消費者の側も、安くて、それほどはずれのないモノやサービスを歓迎した。
しかし日本のような先進国では、中国農村部やインドなどとは違い、モノもサービスも既にあふれている。
それをなんとか買わせるために、企業は広告によって、消費者の購買意欲を高めようとしてきた。
今の日本の消費者は、企業の広告を見ると、いいことばかり言って、金を取ろうとするのではないか、いらないものまで売りつけられるのではないか、と疑心暗鬼にかられている。
企業の「お客様のために」という言葉を信じている人は稀で、ほとんどの人はタテマエにすぎないと思っている。
そういう状態では、広告や割引セールを見ても、すぐには心が動かない。
公私混同はいけないこと
企業においては、公私混同はいけないこと、という倫理観が広がっていた。
職場に家族を連れてくることは原則禁止。
取引先との会話では、プライベートなことを話すことは、あまり歓迎されない。
働く人々が、消費者でもあることや、企業の論理(儲け主義)以外の顔を持っていることが見えなかった。
会社勤めをする人々は、それ以外の主婦や学生から分離された
人々は、社会人になると、仕事を通じて知り合う人脈が中心だった。それ以外は地域社会や学生時代の友人や、趣味を通じて知り合うなどしか機会がなかった。
学生とビジネスマンが知り合う機会は、それほどなかった。
イベントを仕掛ける側と参加する大衆
イベントは、個人が創り出せるものではなく、ほとんどが受動的に参加する側だった。
マスメディアと大衆
情報を発信するのは、限られた人々に限定されていた。
有名人といわれる人々についても、メディアに演出された情報しか露出せず、さまざまな側面を持つひとりの人間であることが、意識されなかった。
2.ツイッターによる融合
上に書いたような様々な分離によって、孤独感や無力感を深めていた人は、かつてと比べて増えたのだと思う。
加えて、地域共同体は崩壊し、80年代ころまであった会社共同体という意識はずいぶん薄れた。
しかしツイッターは、これまで分離していたこれらの人々を、部分的に結びつけることを可能とした。インターネットが可能にしたという見方もできるが、気軽に双方向でコミュニケーションできるという点では、サイトやブログと大きく違うようだ。

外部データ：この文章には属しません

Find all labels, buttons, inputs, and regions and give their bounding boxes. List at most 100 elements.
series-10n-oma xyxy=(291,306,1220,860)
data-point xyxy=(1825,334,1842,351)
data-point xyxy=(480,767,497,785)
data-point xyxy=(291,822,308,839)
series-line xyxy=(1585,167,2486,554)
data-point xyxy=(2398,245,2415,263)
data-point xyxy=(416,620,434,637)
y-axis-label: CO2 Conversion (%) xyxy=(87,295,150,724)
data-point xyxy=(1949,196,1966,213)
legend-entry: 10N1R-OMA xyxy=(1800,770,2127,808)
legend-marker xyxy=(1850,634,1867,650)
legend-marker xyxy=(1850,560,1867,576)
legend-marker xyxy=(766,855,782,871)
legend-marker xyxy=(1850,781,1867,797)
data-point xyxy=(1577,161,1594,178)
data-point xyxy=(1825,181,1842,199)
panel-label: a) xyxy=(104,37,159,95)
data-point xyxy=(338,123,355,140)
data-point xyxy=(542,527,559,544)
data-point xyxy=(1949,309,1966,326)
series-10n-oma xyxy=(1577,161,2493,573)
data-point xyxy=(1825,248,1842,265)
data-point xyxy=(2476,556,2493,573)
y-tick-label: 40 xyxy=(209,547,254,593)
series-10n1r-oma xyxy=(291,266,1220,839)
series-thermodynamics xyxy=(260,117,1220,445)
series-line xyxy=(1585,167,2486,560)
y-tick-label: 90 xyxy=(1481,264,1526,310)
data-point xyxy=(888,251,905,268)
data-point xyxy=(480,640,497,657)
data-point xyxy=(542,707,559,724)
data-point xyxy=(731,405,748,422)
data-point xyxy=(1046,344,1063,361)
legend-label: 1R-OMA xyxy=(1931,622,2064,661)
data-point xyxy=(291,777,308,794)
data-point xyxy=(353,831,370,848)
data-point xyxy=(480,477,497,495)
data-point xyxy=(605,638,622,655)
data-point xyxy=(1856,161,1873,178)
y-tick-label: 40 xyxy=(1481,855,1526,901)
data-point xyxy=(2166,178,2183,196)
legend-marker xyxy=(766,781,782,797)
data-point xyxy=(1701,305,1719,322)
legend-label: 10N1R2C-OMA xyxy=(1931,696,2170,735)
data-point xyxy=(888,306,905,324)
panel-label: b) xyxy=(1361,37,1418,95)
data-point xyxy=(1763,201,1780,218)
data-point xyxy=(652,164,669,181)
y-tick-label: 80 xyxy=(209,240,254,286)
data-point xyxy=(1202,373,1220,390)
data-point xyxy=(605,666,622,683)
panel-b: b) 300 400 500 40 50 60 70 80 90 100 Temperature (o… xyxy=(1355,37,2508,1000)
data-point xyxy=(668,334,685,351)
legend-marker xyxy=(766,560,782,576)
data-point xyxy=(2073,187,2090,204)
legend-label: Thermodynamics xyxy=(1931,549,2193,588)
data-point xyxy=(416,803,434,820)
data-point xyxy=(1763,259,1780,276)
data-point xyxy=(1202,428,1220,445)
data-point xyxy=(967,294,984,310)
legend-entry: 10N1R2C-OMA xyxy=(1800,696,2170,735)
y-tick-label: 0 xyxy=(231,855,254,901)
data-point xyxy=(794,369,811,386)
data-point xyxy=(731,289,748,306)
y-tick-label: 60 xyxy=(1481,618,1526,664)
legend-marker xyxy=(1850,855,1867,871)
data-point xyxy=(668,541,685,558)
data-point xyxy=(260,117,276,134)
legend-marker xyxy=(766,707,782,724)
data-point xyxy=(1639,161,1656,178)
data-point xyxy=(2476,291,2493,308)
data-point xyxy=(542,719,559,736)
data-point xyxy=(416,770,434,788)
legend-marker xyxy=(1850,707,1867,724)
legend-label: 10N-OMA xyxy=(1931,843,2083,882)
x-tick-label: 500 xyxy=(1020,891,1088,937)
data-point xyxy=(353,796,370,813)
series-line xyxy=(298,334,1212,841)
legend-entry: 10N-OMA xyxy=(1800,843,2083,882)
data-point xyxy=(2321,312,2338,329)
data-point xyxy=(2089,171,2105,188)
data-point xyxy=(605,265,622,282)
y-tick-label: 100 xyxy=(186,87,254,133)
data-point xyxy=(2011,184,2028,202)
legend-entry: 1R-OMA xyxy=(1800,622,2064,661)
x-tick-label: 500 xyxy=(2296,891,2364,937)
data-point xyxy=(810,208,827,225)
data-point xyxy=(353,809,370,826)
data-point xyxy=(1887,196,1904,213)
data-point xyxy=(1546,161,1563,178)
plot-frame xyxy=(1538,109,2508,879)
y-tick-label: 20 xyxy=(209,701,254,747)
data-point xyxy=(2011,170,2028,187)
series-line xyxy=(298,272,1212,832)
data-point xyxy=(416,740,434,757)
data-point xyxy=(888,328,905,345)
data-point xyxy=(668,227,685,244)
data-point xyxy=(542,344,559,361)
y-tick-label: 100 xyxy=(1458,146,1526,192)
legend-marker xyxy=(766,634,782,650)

その結果、モノやサービスを提供する側は、顔の見えない、資本の論理(儲け主義)で動いている企業ではなく、ひとりの人間であるということが認識され、信頼感や仲間意識が高まって、消費に結びついたり、知人を増やしたりということにつながったのだろう。
そういう意味では、ツイッターは役割分担が進んでいる社会の中で、全体的な人間性を回復できる可能性のあるツールなのかもしれない。(ちょっと大げさかな?)ただしこれは、使い方次第だと思うし、どんな道具も負の側面があることは間違いない。
もうひとつ、最近は空気を読んで、重い、真面目なコミュニケーションが避けられる傾向があるように思う。けれど本来、強い思いというものは、伝わる力も強いものだ。(だからこそ、時にうっとおしがられる。)
ツイッターは会話と違って相手に聞くこと(読むこと)を強制しないので、その分自由に伝えられるし、広く伝わるので、ごく少数の相手に真意が届く可能性も出てくるのだろう。